В мае 1859 года «мы видим его… уже совсем седого, пухленького и немного сгорбленного». В ожидании сына он вспомнил жену: «Не дождалась!». А увидев тарантас, «побежал» встречать Аркадия.
Вторая глава. Увидев сына, он «словно потерялся немного, словно робел». Аркадий познакомил его со своим «добрым приятелем, Базаровым».
Николай Петрович увидел «человека высокого роста, в длинном балахоне с кистями» и «крепко стиснул его обнажённую, красную руку, которую тот не сразу ему подал». На вопрос об имени и отчестве Базаров отвечал «ленивым, но мужественным голосом»: «Евгений Васильев». Его лицо, «длинное и худое, с широким лбом… большими зеленоватыми глазами и висячими бакенбардами песочного цвета… оживлялось спокойной улыбкою и выражало самоуверенность и ум… Его тёмно-белокурые волосы, длинные и густые, не скрывали крупных выпуклостей просторного черепа».
Николай Петрович с сыном поместились в коляске, Базаров «вскочил в тарантас», и «оба экипажа покатили».
Третья глава. В разговоре отца и сына выясняется, что Николай Петрович ждал Аркадия примерно пять часов, узнав об этом, тот «звонко поцеловал отца в щеку». Аркадий рассказал о своей дружбе с Базаровым, который занимается «естественными науками» и будет «держать экзамен на доктора». Отец поведал о своих «хлопотах» с мужиками, которые ему «не платят оброка», о наёмных работниках, у которых «настоящего старания» нет. Они проезжали по местам, «которые не могли назваться живописными». Более всего поразила Аркадия убогость крестьянской жизни: «деревеньки с низкими избёнками под тёмными, часто до половины размётанными крышами», «покривившиеся молотильные сарайчики», «зевающие воротища возле опустелых гумен» и «церкви … с наклонившимися крестами и разорёнными кладбищами».
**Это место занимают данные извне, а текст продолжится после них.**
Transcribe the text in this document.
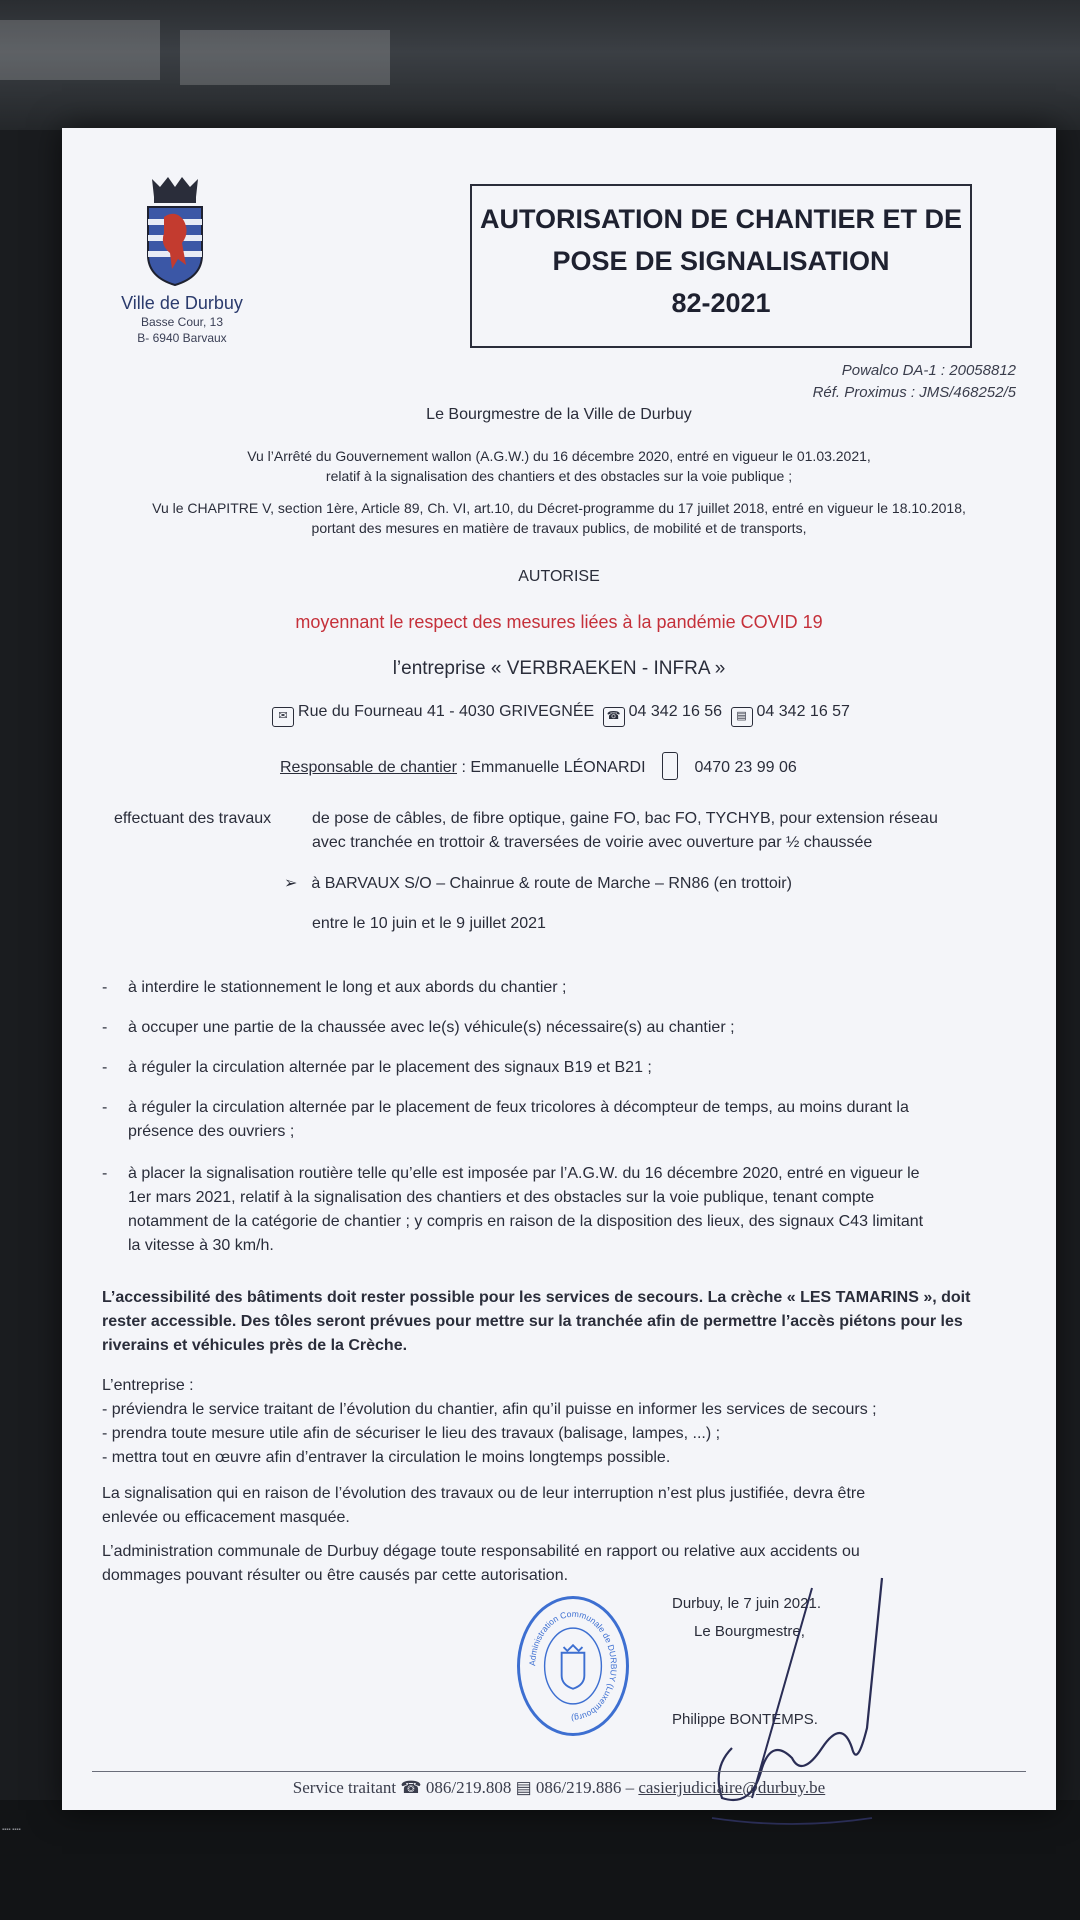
▪▪▪▪ ▪▪▪▪
Ville de Durbuy
Basse Cour, 13
B- 6940 Barvaux
AUTORISATION DE CHANTIER ET DE
POSE DE SIGNALISATION
82-2021
Powalco DA-1 : 20058812
Réf. Proximus : JMS/468252/5
Le Bourgmestre de la Ville de Durbuy
Vu l’Arrêté du Gouvernement wallon (A.G.W.) du 16 décembre 2020, entré en vigueur le 01.03.2021,
relatif à la signalisation des chantiers et des obstacles sur la voie publique ;
Vu le CHAPITRE V, section 1ère, Article 89, Ch. VI, art.10, du Décret-programme du 17 juillet 2018, entré en vigueur le 18.10.2018,
portant des mesures en matière de travaux publics, de mobilité et de transports,
AUTORISE
moyennant le respect des mesures liées à la pandémie COVID 19
l’entreprise « VERBRAEKEN - INFRA »
✉ Rue du Fourneau 41 - 4030 GRIVEGNÉE ☎ 04 342 16 56 ▤ 04 342 16 57
Responsable de chantier : Emmanuelle LÉONARDI	0470 23 99 06
effectuant des travaux	de pose de câbles, de fibre optique, gaine FO, bac FO, TYCHYB, pour extension réseau
avec tranchée en trottoir & traversées de voirie avec ouverture par ½ chaussée
➢ à BARVAUX S/O – Chainrue & route de Marche – RN86 (en trottoir)
entre le 10 juin et le 9 juillet 2021
- à interdire le stationnement le long et aux abords du chantier ;
- à occuper une partie de la chaussée avec le(s) véhicule(s) nécessaire(s) au chantier ;
- à réguler la circulation alternée par le placement des signaux B19 et B21 ;
- à réguler la circulation alternée par le placement de feux tricolores à décompteur de temps, au moins durant la
présence des ouvriers ;
- à placer la signalisation routière telle qu’elle est imposée par l’A.G.W. du 16 décembre 2020, entré en vigueur le
1er mars 2021, relatif à la signalisation des chantiers et des obstacles sur la voie publique, tenant compte
notamment de la catégorie de chantier ; y compris en raison de la disposition des lieux, des signaux C43 limitant
la vitesse à 30 km/h.
L’accessibilité des bâtiments doit rester possible pour les services de secours. La crèche « LES TAMARINS », doit
rester accessible. Des tôles seront prévues pour mettre sur la tranchée afin de permettre l’accès piétons pour les
riverains et véhicules près de la Crèche.
L’entreprise :
- préviendra le service traitant de l’évolution du chantier, afin qu’il puisse en informer les services de secours ;
- prendra toute mesure utile afin de sécuriser le lieu des travaux (balisage, lampes, ...) ;
- mettra tout en œuvre afin d’entraver la circulation le moins longtemps possible.
La signalisation qui en raison de l’évolution des travaux ou de leur interruption n’est plus justifiée, devra être
enlevée ou efficacement masquée.
L’administration communale de Durbuy dégage toute responsabilité en rapport ou relative aux accidents ou
dommages pouvant résulter ou être causés par cette autorisation.
Administration Communale de DURBUY (Luxembourg)
Durbuy, le 7 juin 2021.
Le Bourgmestre,
Philippe BONTEMPS.
Service traitant ☎ 086/219.808 ▤ 086/219.886 – casierjudiciaire@durbuy.be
«Сердце Аркадия понемногу сжималось»: «Нет, не богатый край этот… нельзя ему так оставаться, преобразования необходимы… но как их исполнить, как приступить?..»
А ещё Николай Петрович рассказал сыну о переменах, которые произошли в Марьине: о том, что у него живёт Фенечка. При этом он покраснел, а Аркадий, «наслаждаясь сознанием собственной развитости и свободы», успокоил отца и подумал: «В чём извиняется!»
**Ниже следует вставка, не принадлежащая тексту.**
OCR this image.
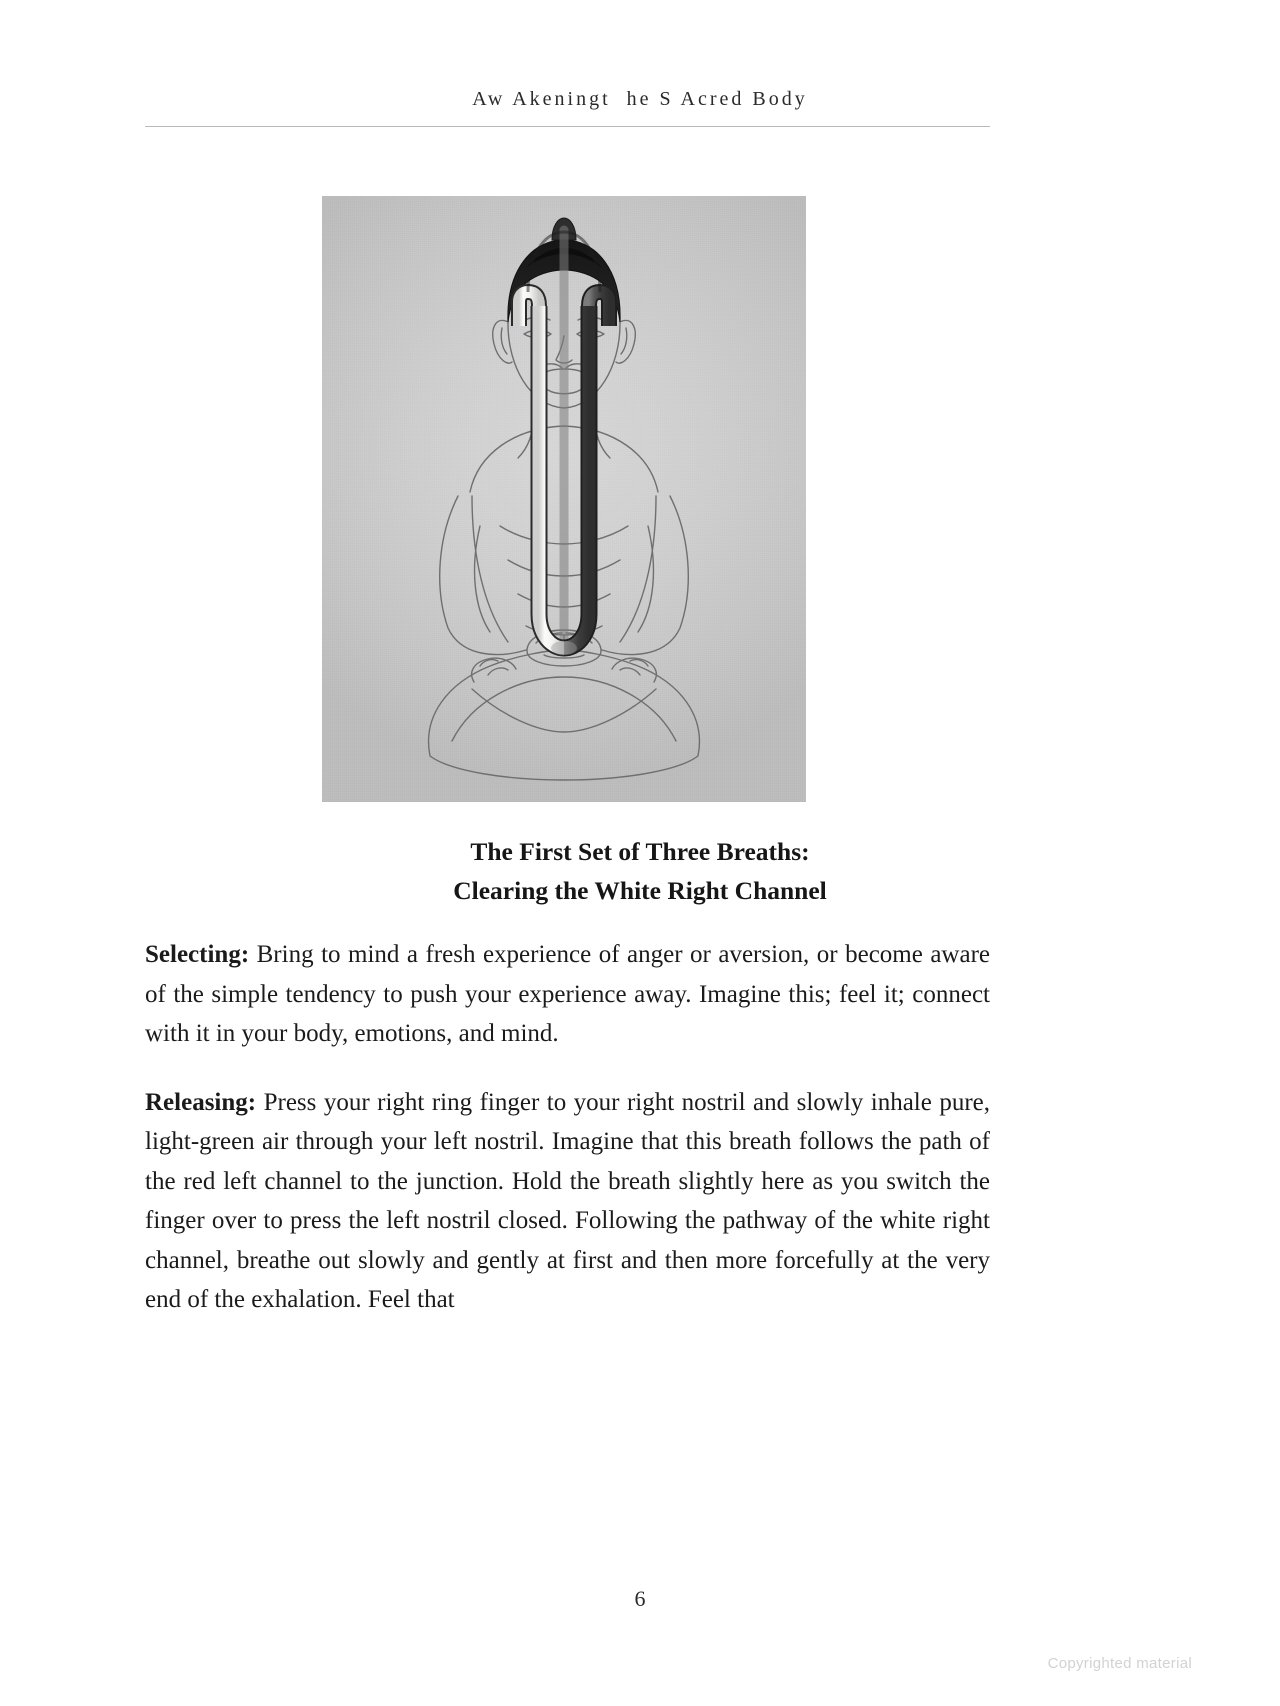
Aw Akeningt  he S Acred Body
The First Set of Three Breaths:
Clearing the White Right Channel

Selecting: Bring to mind a fresh experience of anger or aversion, or become aware of the simple tendency to push your experience away. Imagine this; feel it; connect with it in your body, emotions, and mind.

Releasing: Press your right ring finger to your right nostril and slowly inhale pure, light-green air through your left nostril. Imagine that this breath follows the path of the red left channel to the junction. Hold the breath slightly here as you switch the finger over to press the left nostril closed. Following the pathway of the white right channel, breathe out slowly and gently at first and then more forcefully at the very end of the exhalation. Feel that

6
Copyrighted material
В то время, как Аркадий наслаждался весной, которая «брала своё», а Николай Петрович цитировал строчки из «Евгения Онегина» о весне, Базаров попросил у своего приятеля спички и передал ему «сигарку», которую Аркадий «немедленно закурил», так что не курившему Николаю Петровичу пришлось «отворачивать нос». Вскоре они приехали в Марьино, «по крестьянскому наименованью, Бобылий Хутор».
Четвёртая глава. «Толпа дворовых не высыпала на крыльцо встречать господ». На замечание хозяина, что «надо теперь поужинать и отдохнуть», Базаров произнёс: «Поесть, действительно, не худо» и «опустился на диван».
В это время в комнату входит «человек лет шестидесяти, беловолосый, худой и смуглый, в коричневом фраке с медными пуговицами и в розовом платочке на шее» – слуга Прокофьич, который «как бы с недоумением» берёт в руки «одежонку» Базарова и, «высоко подняв её над головой», удаляется.
В следующее мгновение в комнате появляется «человек среднего роста, одетый в тёмный английский сьют, модный низенький галстук и лаковые полусапожки, Павел Петрович Кирсанов». На вид ему сорок пять лет, «лицо его, желчное, но без морщин… словно выведенное тонким и лёгким резцом, являло следы красоты замечательной… Весь облик… изящный и породистый, сохранил юношескую стройность и то стремление вверх, прочь от земли, которое… исчезает после двадцатых годов». Он подал племяннику «красивую руку с длинными розовыми ногтями», трижды поцеловался с ним, «то есть… прикоснулся своими душистыми усами до его щёк» и проговорил приветствие. Базарову же руки не подал, «даже положил её обратно в карман».